Search code examples
pythonseleniumweb-scrapingbeautifulsoupmechanize

How to approach web-scraping in python


I am new to python just started on python web-scraping. I have to scrape data from this realtor site

I need to scrape all the details op read-state agents according to their real-state agency; For this on the web-browser I have to follow the following instructions

  1. Go to this site
  2. click on agency offices button, enter 4000 pin in search box and then submit.
  3. then we get list of the agencies.
  4. go to our team tab and then we get agents their.
  5. then we have to go to each agents page and record their information.

Can anyone tell me how to approach this. Whats the best way to make this type of scrapers.

Do i have to use selenium for the interaction with the pages.

I have worked on request, BeautifulSoup and simple form submit using mechanize


Solution

  • I would recommend on a searching site that you either use Selenium or Requests with sessions, the advantage of Selenium it it will probably work however it will be slow. For Selenium you should just use the Selenium IDE (Firefox add on) to record what you do then get the HTML from the webpage and use beautifulsoup to parse the data.

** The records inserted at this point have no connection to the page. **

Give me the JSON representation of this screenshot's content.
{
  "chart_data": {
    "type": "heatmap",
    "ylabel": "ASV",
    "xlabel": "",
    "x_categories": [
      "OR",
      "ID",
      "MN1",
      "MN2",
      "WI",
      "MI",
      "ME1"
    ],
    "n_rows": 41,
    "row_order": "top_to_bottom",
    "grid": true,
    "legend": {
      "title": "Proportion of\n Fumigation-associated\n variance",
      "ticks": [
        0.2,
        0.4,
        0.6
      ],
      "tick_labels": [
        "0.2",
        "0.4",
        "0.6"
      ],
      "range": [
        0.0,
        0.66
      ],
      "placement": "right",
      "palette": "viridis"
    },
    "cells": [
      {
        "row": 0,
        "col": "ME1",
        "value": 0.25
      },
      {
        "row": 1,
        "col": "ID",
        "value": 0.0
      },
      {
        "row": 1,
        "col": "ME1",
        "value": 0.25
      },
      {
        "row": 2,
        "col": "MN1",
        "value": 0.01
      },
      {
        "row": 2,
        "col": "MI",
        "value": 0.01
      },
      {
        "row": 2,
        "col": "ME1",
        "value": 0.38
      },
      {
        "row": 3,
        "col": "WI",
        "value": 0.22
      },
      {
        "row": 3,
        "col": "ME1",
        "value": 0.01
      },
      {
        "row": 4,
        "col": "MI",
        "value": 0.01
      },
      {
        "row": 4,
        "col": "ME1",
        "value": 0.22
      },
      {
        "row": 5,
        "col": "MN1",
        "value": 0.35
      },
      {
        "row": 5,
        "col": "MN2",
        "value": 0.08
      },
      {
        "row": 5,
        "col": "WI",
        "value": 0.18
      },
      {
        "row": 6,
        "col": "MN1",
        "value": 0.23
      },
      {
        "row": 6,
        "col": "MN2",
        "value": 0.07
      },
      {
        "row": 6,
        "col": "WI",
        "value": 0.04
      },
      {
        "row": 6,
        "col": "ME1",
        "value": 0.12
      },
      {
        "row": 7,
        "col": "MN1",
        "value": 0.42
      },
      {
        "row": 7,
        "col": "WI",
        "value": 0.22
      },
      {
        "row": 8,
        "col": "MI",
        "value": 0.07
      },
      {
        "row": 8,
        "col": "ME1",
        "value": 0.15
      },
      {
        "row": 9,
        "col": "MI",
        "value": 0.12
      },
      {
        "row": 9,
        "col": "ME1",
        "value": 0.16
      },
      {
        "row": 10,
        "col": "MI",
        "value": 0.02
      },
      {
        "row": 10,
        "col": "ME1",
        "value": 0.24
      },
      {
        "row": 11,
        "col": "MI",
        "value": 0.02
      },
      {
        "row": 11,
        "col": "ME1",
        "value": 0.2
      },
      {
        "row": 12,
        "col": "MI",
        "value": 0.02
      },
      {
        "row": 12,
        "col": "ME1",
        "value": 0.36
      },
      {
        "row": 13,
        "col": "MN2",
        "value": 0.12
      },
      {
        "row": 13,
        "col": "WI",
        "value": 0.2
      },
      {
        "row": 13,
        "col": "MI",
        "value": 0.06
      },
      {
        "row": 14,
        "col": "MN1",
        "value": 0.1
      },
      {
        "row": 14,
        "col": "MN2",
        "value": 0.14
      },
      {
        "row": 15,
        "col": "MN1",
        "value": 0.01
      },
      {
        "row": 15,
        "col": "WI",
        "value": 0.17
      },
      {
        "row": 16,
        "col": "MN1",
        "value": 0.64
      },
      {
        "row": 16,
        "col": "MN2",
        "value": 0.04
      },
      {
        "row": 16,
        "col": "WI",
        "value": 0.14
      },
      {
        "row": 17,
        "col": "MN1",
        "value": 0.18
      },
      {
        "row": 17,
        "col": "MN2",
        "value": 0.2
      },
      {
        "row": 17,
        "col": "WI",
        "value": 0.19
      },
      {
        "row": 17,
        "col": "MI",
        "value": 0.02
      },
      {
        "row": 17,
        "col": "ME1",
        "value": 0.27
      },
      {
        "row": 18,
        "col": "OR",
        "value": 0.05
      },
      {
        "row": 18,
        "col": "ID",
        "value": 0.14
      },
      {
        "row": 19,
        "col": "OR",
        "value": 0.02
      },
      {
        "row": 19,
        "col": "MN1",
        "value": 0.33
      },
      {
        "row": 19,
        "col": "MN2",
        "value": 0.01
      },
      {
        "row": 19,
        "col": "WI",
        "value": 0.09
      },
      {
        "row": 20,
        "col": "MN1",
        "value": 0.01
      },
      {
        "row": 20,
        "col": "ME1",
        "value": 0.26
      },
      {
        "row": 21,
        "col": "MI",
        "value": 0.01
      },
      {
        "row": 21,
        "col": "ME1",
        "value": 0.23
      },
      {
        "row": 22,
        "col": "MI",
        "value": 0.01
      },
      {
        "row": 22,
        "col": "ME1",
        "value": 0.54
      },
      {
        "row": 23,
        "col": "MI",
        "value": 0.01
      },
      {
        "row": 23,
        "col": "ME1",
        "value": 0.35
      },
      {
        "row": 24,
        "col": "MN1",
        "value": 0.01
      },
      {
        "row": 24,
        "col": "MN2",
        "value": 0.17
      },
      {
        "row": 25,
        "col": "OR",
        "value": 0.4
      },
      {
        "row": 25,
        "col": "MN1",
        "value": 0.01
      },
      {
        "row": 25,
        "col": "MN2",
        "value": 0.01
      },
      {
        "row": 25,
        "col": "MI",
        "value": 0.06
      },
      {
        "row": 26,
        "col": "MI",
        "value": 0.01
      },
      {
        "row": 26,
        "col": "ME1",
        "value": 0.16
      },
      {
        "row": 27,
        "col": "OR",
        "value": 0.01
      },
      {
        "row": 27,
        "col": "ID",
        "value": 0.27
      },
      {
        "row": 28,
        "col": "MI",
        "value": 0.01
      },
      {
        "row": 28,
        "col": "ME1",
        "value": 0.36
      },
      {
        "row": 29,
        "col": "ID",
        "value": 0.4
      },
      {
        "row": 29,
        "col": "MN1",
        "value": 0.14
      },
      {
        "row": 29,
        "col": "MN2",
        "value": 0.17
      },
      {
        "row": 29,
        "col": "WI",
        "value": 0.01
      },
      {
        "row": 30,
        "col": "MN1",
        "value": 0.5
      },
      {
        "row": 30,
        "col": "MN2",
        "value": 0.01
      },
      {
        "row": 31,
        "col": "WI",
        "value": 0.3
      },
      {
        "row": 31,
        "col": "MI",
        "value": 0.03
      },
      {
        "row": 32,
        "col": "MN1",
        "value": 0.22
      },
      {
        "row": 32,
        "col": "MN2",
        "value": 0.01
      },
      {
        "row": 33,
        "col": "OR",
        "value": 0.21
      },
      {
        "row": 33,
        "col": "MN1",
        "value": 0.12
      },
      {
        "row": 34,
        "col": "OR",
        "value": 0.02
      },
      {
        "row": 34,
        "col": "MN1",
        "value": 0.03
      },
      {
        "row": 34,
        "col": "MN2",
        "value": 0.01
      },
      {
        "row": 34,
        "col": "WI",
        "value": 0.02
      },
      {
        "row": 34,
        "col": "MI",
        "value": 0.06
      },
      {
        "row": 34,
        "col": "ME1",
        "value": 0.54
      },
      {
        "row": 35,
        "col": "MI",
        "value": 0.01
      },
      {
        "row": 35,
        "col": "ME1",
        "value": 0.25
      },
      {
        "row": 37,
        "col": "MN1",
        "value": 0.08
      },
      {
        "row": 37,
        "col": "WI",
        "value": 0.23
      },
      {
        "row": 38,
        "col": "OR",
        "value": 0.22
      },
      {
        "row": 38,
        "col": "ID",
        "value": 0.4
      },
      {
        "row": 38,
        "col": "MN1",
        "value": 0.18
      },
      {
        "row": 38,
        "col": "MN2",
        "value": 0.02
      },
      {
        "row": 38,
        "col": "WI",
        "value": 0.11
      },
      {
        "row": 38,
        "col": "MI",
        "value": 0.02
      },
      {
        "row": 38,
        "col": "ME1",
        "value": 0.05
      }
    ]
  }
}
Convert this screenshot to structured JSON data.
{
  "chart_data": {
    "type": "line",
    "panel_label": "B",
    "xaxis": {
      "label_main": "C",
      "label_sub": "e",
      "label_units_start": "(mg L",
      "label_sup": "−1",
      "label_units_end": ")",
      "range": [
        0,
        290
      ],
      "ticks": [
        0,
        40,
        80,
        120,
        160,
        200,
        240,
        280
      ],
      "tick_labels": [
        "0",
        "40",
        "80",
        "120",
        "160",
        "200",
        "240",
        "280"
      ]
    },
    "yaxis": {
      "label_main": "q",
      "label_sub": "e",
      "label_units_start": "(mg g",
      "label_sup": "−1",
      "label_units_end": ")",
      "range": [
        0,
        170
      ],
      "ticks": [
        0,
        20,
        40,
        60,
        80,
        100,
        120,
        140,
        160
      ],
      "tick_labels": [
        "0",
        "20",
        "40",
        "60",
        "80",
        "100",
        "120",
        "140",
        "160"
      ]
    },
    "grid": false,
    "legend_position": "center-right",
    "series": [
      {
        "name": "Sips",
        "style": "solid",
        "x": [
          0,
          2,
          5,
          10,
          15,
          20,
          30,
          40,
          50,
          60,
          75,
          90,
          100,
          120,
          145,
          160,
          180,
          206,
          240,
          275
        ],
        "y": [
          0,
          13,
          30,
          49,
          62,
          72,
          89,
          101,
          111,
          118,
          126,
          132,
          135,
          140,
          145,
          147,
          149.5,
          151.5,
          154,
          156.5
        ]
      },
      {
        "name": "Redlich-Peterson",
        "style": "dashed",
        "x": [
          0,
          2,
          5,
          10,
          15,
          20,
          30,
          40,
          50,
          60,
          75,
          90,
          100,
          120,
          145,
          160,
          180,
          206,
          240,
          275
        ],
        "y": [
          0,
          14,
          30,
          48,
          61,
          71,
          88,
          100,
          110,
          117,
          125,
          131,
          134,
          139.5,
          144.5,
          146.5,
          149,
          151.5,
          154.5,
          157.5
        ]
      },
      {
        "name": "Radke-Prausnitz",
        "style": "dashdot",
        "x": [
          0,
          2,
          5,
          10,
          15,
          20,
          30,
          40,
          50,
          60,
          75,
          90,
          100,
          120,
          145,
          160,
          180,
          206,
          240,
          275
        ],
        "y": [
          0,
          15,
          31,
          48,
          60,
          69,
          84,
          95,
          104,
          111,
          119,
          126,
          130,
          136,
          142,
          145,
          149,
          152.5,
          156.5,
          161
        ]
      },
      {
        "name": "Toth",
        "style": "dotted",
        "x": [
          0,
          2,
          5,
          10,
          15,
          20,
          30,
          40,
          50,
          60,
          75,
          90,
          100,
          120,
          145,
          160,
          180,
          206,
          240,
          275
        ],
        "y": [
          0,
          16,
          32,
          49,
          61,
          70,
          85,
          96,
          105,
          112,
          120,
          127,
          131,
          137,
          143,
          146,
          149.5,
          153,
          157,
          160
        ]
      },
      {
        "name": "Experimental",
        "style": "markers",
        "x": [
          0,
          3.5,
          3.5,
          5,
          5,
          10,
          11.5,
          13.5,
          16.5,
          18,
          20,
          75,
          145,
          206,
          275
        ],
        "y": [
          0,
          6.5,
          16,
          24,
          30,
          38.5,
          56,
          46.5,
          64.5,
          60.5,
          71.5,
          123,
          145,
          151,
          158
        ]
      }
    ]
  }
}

    If you want to scrape the data quickly and without using much resources I usually use Requests with Sessions. To scrape a website like this you should open up a modern web browser (Firefox, Chrome) and use the network tools for that browser (usually located in developer tools or via right click inspect element). Once you are recording the network you can interact with the webpage to see the connections made to the server. In an example search they may use suggestions e.g

    https://suggest.example.com.au/smart-suggest?query=4000&n=7&regions=false
    

    The response then will probably be a JSON of the suggested results. Once you select a suggestion you can just submit a request with that search parameters e.g

    https://www.example.com.au/find-agent/agents/petrie-terrace-qld-4000
    

    The URLs for the agents will the be in that HTML page, you just then need to separately send a request to each page to get the information using BeautifulSoup.